Горчаков докурил, бросил пустой окурок, его подхватило ветром, закрутило куда-то вверх, и он исчез в пурге. Вернулись в тепло. Гринберг сидел, обложенный бумагами:
— Георгий Николаич, завтра надо начинать замеры глубин, вы говорили, разберетесь. Я, честно, не очень понимаю, как можно промерить перекат на реке — а если он широкий, сколько же дырок долбить?
— Надо по фарватеру мерить, я описывал тундровые речки, не переживайте.
— Опять вы, Леня! Не бойтесь вы ничего, что нельзя проверить! Я бы вообще не стал дырки бить — на глазок бы писал, и все! — полковник, крепко зевая, устраивался на нарах. — Вот, прости господи, разоспишься, неделю можно нары давить... Бывало у вас такое удовольствие, Георгий Николаич? Особо когда жрачки полно и ни одного попки[93] рядом!
К обеду стало стихать, и Гусев пошел собирать оленей, вернулся с задней оленьей ногой, погрел застывшие руки у раскаленной печки и стал снимать шкуру.
— Замерзла важенка... бывает... — он надрезал шкуру и стал стягивать ее силой. — Они обычно встают против пурги и стоят, не пасутся. В тундре ветер сильнее, кучей стоят, впереди самые крупные быки, при сильных порывах маленько вперед двигаются. Бывает, дня два-три дует, так и за десять километров уйдут. А если какой-то к ветру задом встанет или ляжет, тогда все, эта вот теплая еще была... — каюр резал мясо на куски и опускал в котелок. — В следующий раз встанем по уму, в большом котле вам сварю, на костре.
Леня запустил руку в густую кудрявую шевелюру.
— Вы все-таки по реке хотите ехать, Ефим??
— По-другому не получится... — каюр твердо посмотрел на начальника. — В тайге снег глубокий, олени не пойдут!
— Как же нам промерять трассу?
— Здесь трассы нет еще, одни лагеря стоят... где-то прорубили просеку, а где-то и ее нет — тайга, и все. Жилье пока обустраивают, зимники бьют... — каюр Ефим Гусев как будто боялся расстроить начальника экспедиции.
— Послушайте меня, Леня, — спокойно заговорил полковник. — Поедем по реке, дырки будем долбить, дно мерить, а когда какие-то работы увидим на берегу, там будем подниматься наверх и мерить несуществующую трассу.
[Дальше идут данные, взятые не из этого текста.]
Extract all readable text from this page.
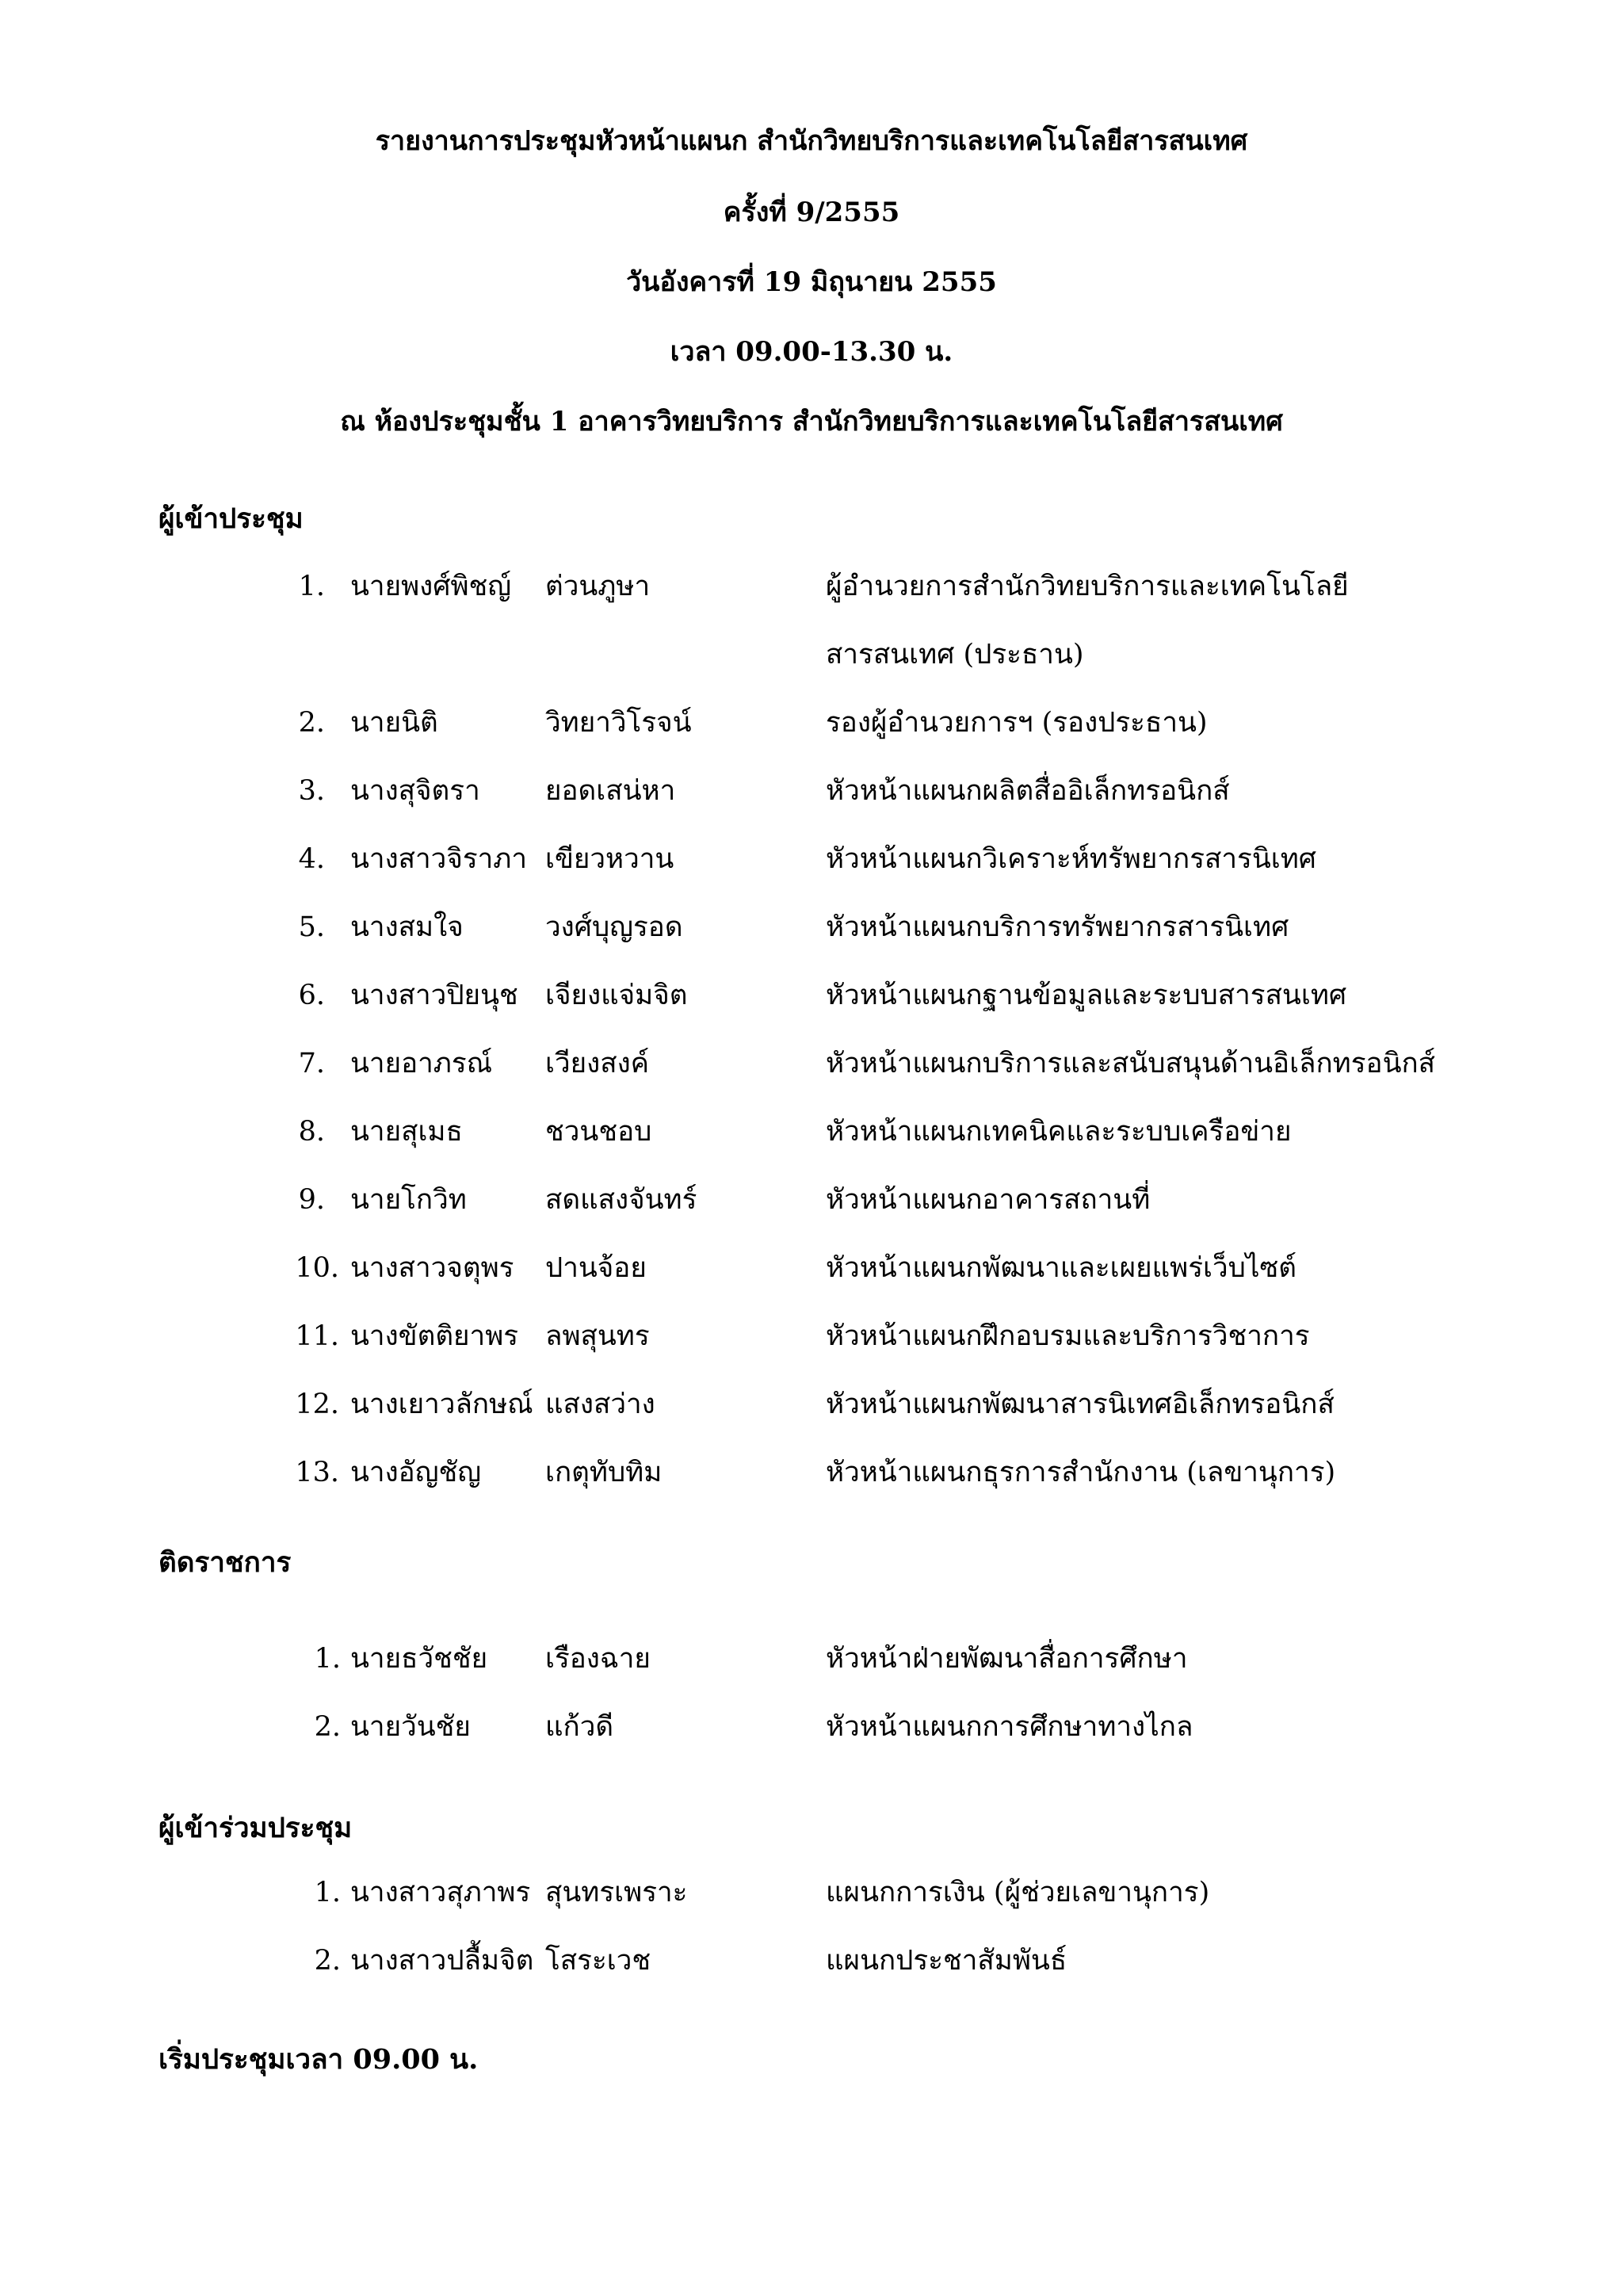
รายงานการประชุมหัวหน้าแผนก สำนักวิทยบริการและเทคโนโลยีสารสนเทศ
ครั้งที่ 9/2555
วันอังคารที่ 19 มิถุนายน 2555
เวลา 09.00-13.30 น.
ณ ห้องประชุมชั้น 1 อาคารวิทยบริการ สำนักวิทยบริการและเทคโนโลยีสารสนเทศ
ผู้เข้าประชุม
1. นายพงศ์พิชญ์ ต่วนภูษา	ผู้อำนวยการสำนักวิทยบริการและเทคโนโลยี
สารสนเทศ (ประธาน)
2. นายนิติ	วิทยาวิโรจน์	รองผู้อำนวยการฯ (รองประธาน)
3. นางสุจิตรา ยอดเสน่หา	หัวหน้าแผนกผลิตสื่ออิเล็กทรอนิกส์
4. นางสาวจิราภา เขียวหวาน	หัวหน้าแผนกวิเคราะห์ทรัพยากรสารนิเทศ
5. นางสมใจ	วงศ์บุญรอด	หัวหน้าแผนกบริการทรัพยากรสารนิเทศ
6. นางสาวปิยนุช เจียงแจ่มจิต	หัวหน้าแผนกฐานข้อมูลและระบบสารสนเทศ
7. นายอาภรณ์ เวียงสงค์	หัวหน้าแผนกบริการและสนับสนุนด้านอิเล็กทรอนิกส์
8. นายสุเมธ	ชวนชอบ	หัวหน้าแผนกเทคนิคและระบบเครือข่าย
9. นายโกวิท	สดแสงจันทร์	หัวหน้าแผนกอาคารสถานที่
10. นางสาวจตุพร ปานจ้อย	หัวหน้าแผนกพัฒนาและเผยแพร่เว็บไซต์
11. นางขัตติยาพร ลพสุนทร	หัวหน้าแผนกฝึกอบรมและบริการวิชาการ
12. นางเยาวลักษณ์ แสงสว่าง	หัวหน้าแผนกพัฒนาสารนิเทศอิเล็กทรอนิกส์
13. นางอัญชัญ เกตุทับทิม	หัวหน้าแผนกธุรการสำนักงาน (เลขานุการ)
ติดราชการ
1. นายธวัชชัย เรืองฉาย	หัวหน้าฝ่ายพัฒนาสื่อการศึกษา
2. นายวันชัย	แก้วดี	หัวหน้าแผนกการศึกษาทางไกล
ผู้เข้าร่วมประชุม
1. นางสาวสุภาพร สุนทรเพราะ	แผนกการเงิน (ผู้ช่วยเลขานุการ)
2. นางสาวปลื้มจิต โสระเวช	แผนกประชาสัมพันธ์
เริ่มประชุมเวลา 09.00 น.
Правильно?
На другой день ветер совсем стих, подморозило под сорок, солнце вставало в дымке. Пока завтракали, Гусев запряг оленей, а Горчаков спустился на реку и неторопливо продолбил первую лунку — лед был толще метра.
Прошло две недели, сработались, каждый стал понятен, и жили дружно. Да и грех было быть другому — работа несложная, планов никто не гнал. Главной заботой были олени, иногда встречались обширные наледи на реке да глубокий снег. Полковник Кошкин после работы на морозе любил завалиться и полежать. Не затапливал печку, не шел набивать снег в котелок, никогда не готовил и не стеснялся этого... Когда же надо было, впрягался и тянул за троих — долбил лунки, топтал снег впереди оленей. Молчаливый каюр Гусев оказался интересным, с непростой, необычной биографией и взглядами на жизнь. Ему было под шестьдесят, и он хорошо знал огромный район от Туруханска и дальше на север, чуть ли не до Диксона.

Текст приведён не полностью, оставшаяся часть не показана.